HER2陽性乳がん治療後に期待できること
1. 定期的なフォローアップケア
HER2標的治療が終了した後、医療チームは定期的な診察を設定します。診察では身体検査、血液検査、マンモグラムや超音波などの画像検査、腫瘍マーカー測定などを行い、健康状態や再発の有無を確認します。
2. 治療副作用の管理
使用した薬剤により長期的な副作用は異なりますが、主なものは以下の通りです。
- 疲労感
- 心不全などの心血管障害
- 関節痛
- 筋力低下
- 吐き気・下痢
- 皮膚の変化
- 眼の障害
- 末梢神経障害
- 不妊リスクの上昇
医療チームはこれらの症状に対する対処法や薬剤を提供し、生活の質向上をサポートします。
3. 生活習慣の見直し
再発リスク低減と全身の健康維持のため、次のような生活改善が推奨されます。
- バランスの取れた食事(果物、野菜、全粒穀物、低脂肪タンパク質)
- 定期的な運動(有酸素運動や筋トレ)
- ストレス管理(瞑想、ヨガ、深呼吸など)
- 他の健康チェック(心血管、歯科など)を継続的に受診
4. 心理的サポート
がん診断と治療は精神的に大きな負担です。
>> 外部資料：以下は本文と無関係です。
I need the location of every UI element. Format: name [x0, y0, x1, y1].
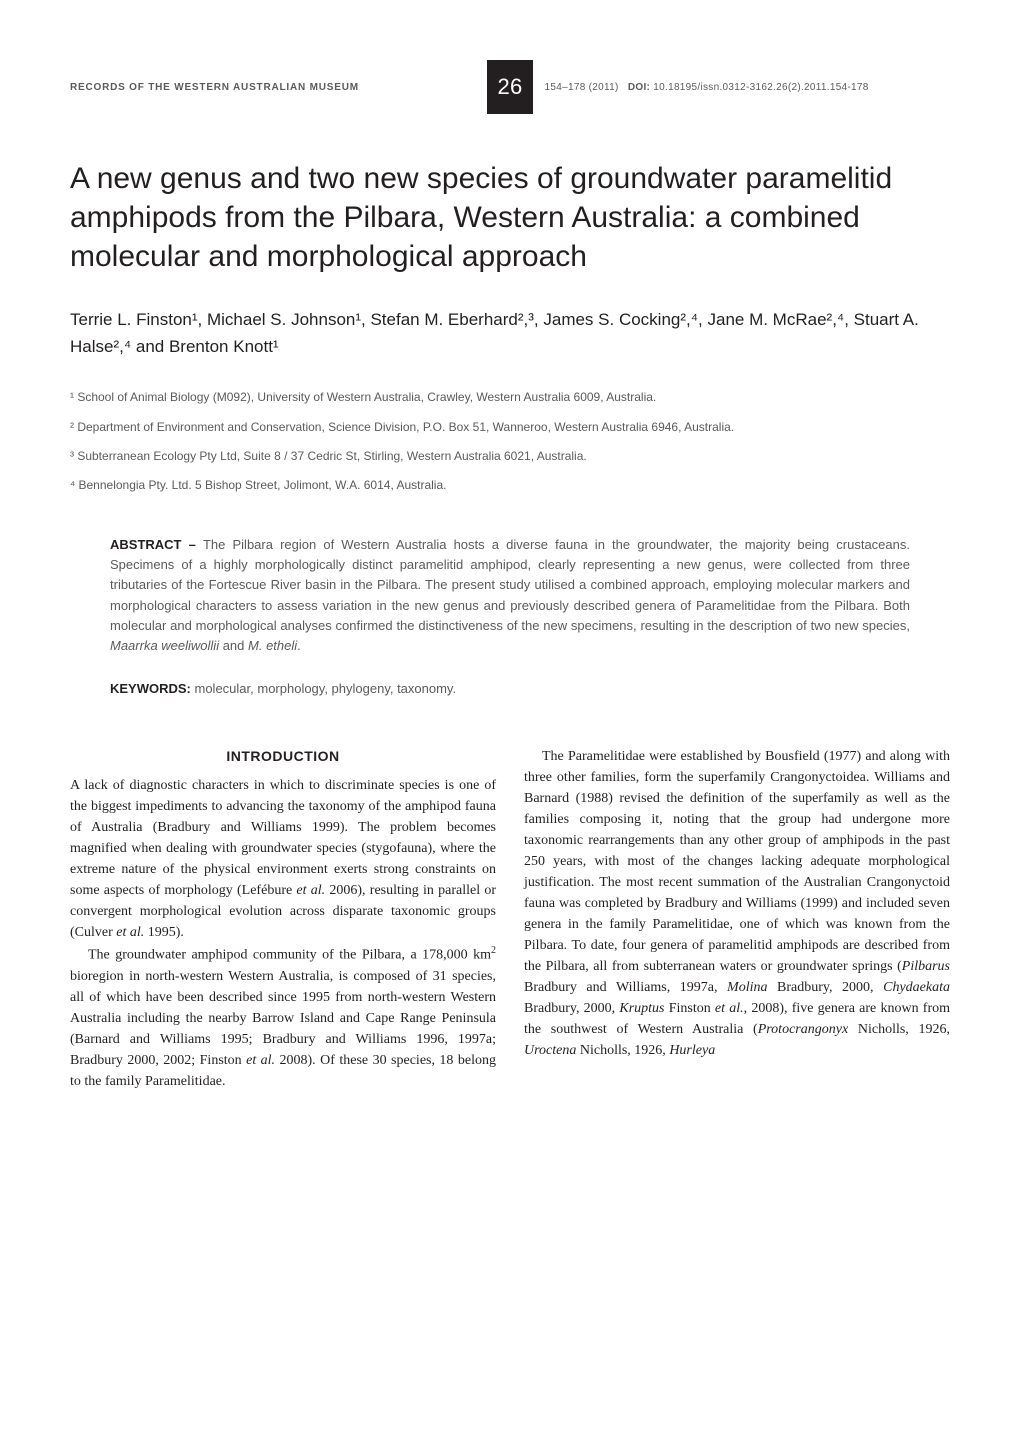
section-heading: INTRODUCTION [70, 746, 496, 767]
abstract-label: ABSTRACT – [110, 537, 203, 552]
affiliation: ² Department of Environment and Conserva… [70, 418, 950, 437]
keywords: KEYWORDS: molecular, morphology, phyloge… [110, 681, 910, 696]
doi-label: DOI: [628, 82, 650, 93]
authors-line: Terrie L. Finston¹, Michael S. Johnson¹,… [70, 306, 950, 360]
keywords-label: KEYWORDS: [110, 681, 191, 696]
body-paragraph: The Paramelitidae were established by Bo… [524, 746, 950, 1061]
journal-name: RECORDS OF THE WESTERN AUSTRALIAN MUSEUM [70, 82, 475, 93]
journal-header: RECORDS OF THE WESTERN AUSTRALIAN MUSEUM… [70, 60, 950, 114]
species-name: Maarrka weeliwollii [110, 638, 219, 653]
volume-box: 26 [487, 60, 532, 114]
header-meta: 154–178 (2011) DOI: 10.18195/issn.0312-3… [545, 82, 950, 93]
species-name: M. etheli [248, 638, 297, 653]
body-paragraph: A lack of diagnostic characters in which… [70, 775, 496, 943]
right-column: The Paramelitidae were established by Bo… [524, 746, 950, 1092]
abstract: ABSTRACT – The Pilbara region of Western… [110, 535, 910, 656]
abstract-text: The Pilbara region of Western Australia … [110, 537, 910, 633]
affiliation: ³ Subterranean Ecology Pty Ltd, Suite 8 … [70, 447, 950, 466]
affiliation: ¹ School of Animal Biology (M092), Unive… [70, 388, 950, 407]
article-title: A new genus and two new species of groun… [70, 159, 950, 276]
body-columns: INTRODUCTION A lack of diagnostic charac… [70, 746, 950, 1092]
keywords-text: molecular, morphology, phylogeny, taxono… [191, 681, 456, 696]
abstract-conjunction: and [219, 638, 248, 653]
affiliations-block: ¹ School of Animal Biology (M092), Unive… [70, 388, 950, 495]
body-paragraph: The groundwater amphipod community of th… [70, 943, 496, 1092]
doi-value: 10.18195/issn.0312-3162.26(2).2011.154-1… [653, 82, 868, 93]
pages-year: 154–178 (2011) [545, 82, 619, 93]
abstract-period: . [297, 638, 301, 653]
left-column: INTRODUCTION A lack of diagnostic charac… [70, 746, 496, 1092]
affiliation: ⁴ Bennelongia Pty. Ltd. 5 Bishop Street,… [70, 476, 950, 495]
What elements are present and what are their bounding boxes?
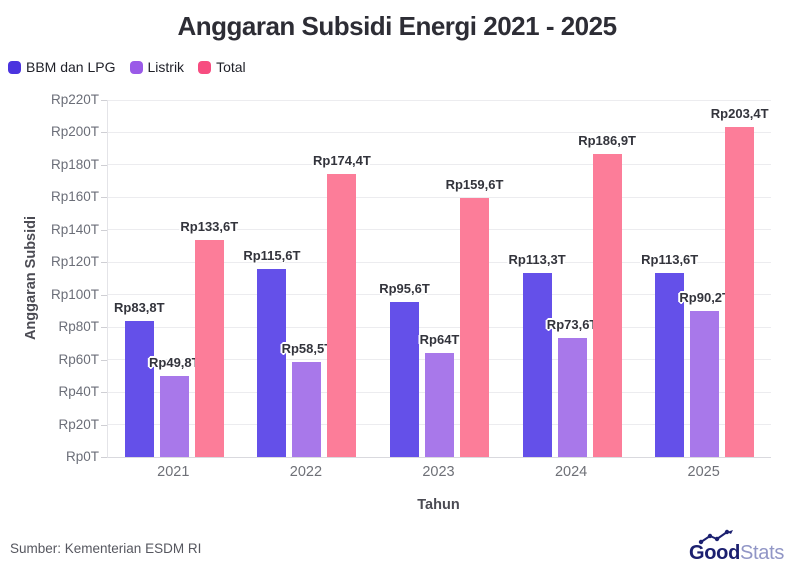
bar-2022-total[interactable] — [327, 174, 357, 457]
source-note: Sumber: Kementerian ESDM RI — [10, 541, 202, 556]
y-tick-label: Rp200T — [50, 124, 99, 140]
bar-value-label: Rp115,6T — [243, 248, 301, 264]
plot-area: Rp83,8T Rp49,8T Rp133,6T Rp115,6T Rp58,5T Rp1… — [107, 99, 771, 458]
x-tick-label: 2021 — [157, 464, 190, 480]
y-tick-label: Rp20T — [58, 416, 99, 432]
legend-swatch-icon — [198, 60, 212, 74]
y-tick-mark — [101, 457, 107, 458]
y-tick-mark — [101, 424, 107, 426]
logo-good: Good — [689, 542, 741, 564]
y-tick-label: Rp80T — [58, 319, 99, 335]
y-tick-label: Rp60T — [58, 351, 99, 367]
gridline — [108, 131, 771, 133]
bar-value-label: Rp113,3T — [508, 252, 566, 268]
gridline — [108, 99, 771, 101]
y-tick-mark — [101, 132, 107, 134]
bar-2021-total[interactable] — [194, 240, 224, 457]
bar-value-label: Rp186,9T — [578, 132, 636, 148]
y-tick-mark — [101, 197, 107, 199]
goodstats-logo: GoodStats — [689, 529, 785, 567]
y-tick-label: Rp160T — [50, 189, 99, 205]
legend: BBM dan LPG Listrik Total — [8, 60, 246, 74]
bar-value-label: Rp133,6T — [180, 219, 239, 235]
x-tick-label: 2022 — [289, 464, 323, 480]
bar-2021-bbm-dan-lpg[interactable] — [124, 321, 154, 457]
gridline — [108, 164, 771, 166]
logo-stats: Stats — [740, 542, 785, 564]
bar-2024-listrik[interactable] — [557, 337, 587, 457]
bar-value-label: Rp49,8T — [149, 355, 200, 371]
y-tick-mark — [101, 294, 107, 296]
logo-trendline-icon — [698, 529, 733, 545]
x-axis-title: Tahun — [417, 497, 460, 513]
y-tick-mark — [101, 229, 107, 231]
legend-item-label: Listrik — [147, 59, 185, 75]
bar-value-label: Rp113,6T — [641, 251, 699, 267]
bar-2023-total[interactable] — [460, 198, 489, 457]
x-tick-label: 2024 — [554, 464, 588, 480]
bar-value-label: Rp174,4T — [312, 152, 371, 168]
x-tick-label: 2023 — [422, 464, 455, 480]
y-tick-mark — [101, 262, 107, 264]
y-tick-mark — [101, 359, 107, 361]
x-tick-label: 2025 — [687, 464, 720, 480]
legend-swatch-icon — [129, 60, 143, 74]
y-tick-mark — [101, 392, 107, 394]
bar-2023-bbm-dan-lpg[interactable] — [390, 301, 419, 457]
y-tick-label: Rp140T — [50, 221, 99, 237]
y-tick-label: Rp120T — [50, 254, 99, 270]
bar-value-label: Rp73,6T — [546, 316, 598, 332]
bar-value-label: Rp64T — [419, 332, 460, 348]
bar-value-label: Rp159,6T — [445, 177, 504, 192]
legend-item-label: Total — [216, 59, 246, 75]
gridline — [108, 326, 771, 328]
y-tick-label: Rp180T — [50, 156, 99, 172]
gridline — [108, 294, 771, 296]
y-tick-label: Rp0T — [65, 449, 99, 464]
bar-2021-listrik[interactable] — [159, 376, 189, 457]
legend-item-label: BBM dan LPG — [26, 59, 116, 75]
bar-2025-bbm-dan-lpg[interactable] — [655, 272, 685, 457]
gridline — [108, 229, 771, 231]
legend-item-1[interactable]: Listrik — [129, 59, 185, 75]
y-tick-label: Rp40T — [58, 384, 99, 400]
bar-2022-listrik[interactable] — [292, 362, 322, 457]
bar-value-label: Rp83,8T — [114, 300, 165, 315]
y-tick-label: Rp220T — [50, 92, 99, 107]
gridline — [108, 261, 771, 263]
bar-2025-listrik[interactable] — [690, 310, 720, 457]
logo-text: GoodStats — [689, 541, 784, 565]
bar-value-label: Rp58,5T — [281, 341, 333, 357]
bar-value-label: Rp95,6T — [379, 280, 430, 296]
legend-swatch-icon — [8, 60, 21, 74]
bar-value-label: Rp203,4T — [710, 105, 769, 121]
page-title: Anggaran Subsidi Energi 2021 - 2025 — [177, 11, 617, 41]
y-tick-mark — [101, 164, 107, 166]
bar-2025-total[interactable] — [725, 126, 755, 457]
bar-2024-bbm-dan-lpg[interactable] — [522, 273, 552, 457]
y-tick-label: Rp100T — [50, 286, 99, 302]
y-tick-mark — [101, 100, 107, 101]
bar-2024-total[interactable] — [592, 153, 622, 457]
gridline — [108, 196, 771, 198]
legend-item-0[interactable]: BBM dan LPG — [8, 60, 116, 74]
bar-2022-bbm-dan-lpg[interactable] — [257, 269, 287, 457]
bar-value-label: Rp90,2T — [679, 289, 730, 305]
y-tick-mark — [101, 327, 107, 329]
legend-item-2[interactable]: Total — [198, 60, 246, 74]
bar-2023-listrik[interactable] — [425, 353, 454, 457]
サポートグループへの参加や、心理カウンセラー・セラピストとの面談を通じて、感情や不安を共有しましょう。
5. 長期的な経過観察
再発や新たながんの早期発見のため、長期にわたる経過観察が必要です。観察期間や頻度は個々の治療内容やリスクに応じて決定されます。
6. 生殖機能と性の健康
HER2標的療法は一部の患者で生殖機能に影響を与えることがあります。妊娠・出産の希望がある場合は、事前に医師と相談し、凍結卵子・胚などの保存方法を検討してください。また、性機能に関する変化や悩みも遠慮なく医師に相談しましょう。
個々の経過は異なるため、必ず主治医と相談し、個別に合わせたサポートを受けてください。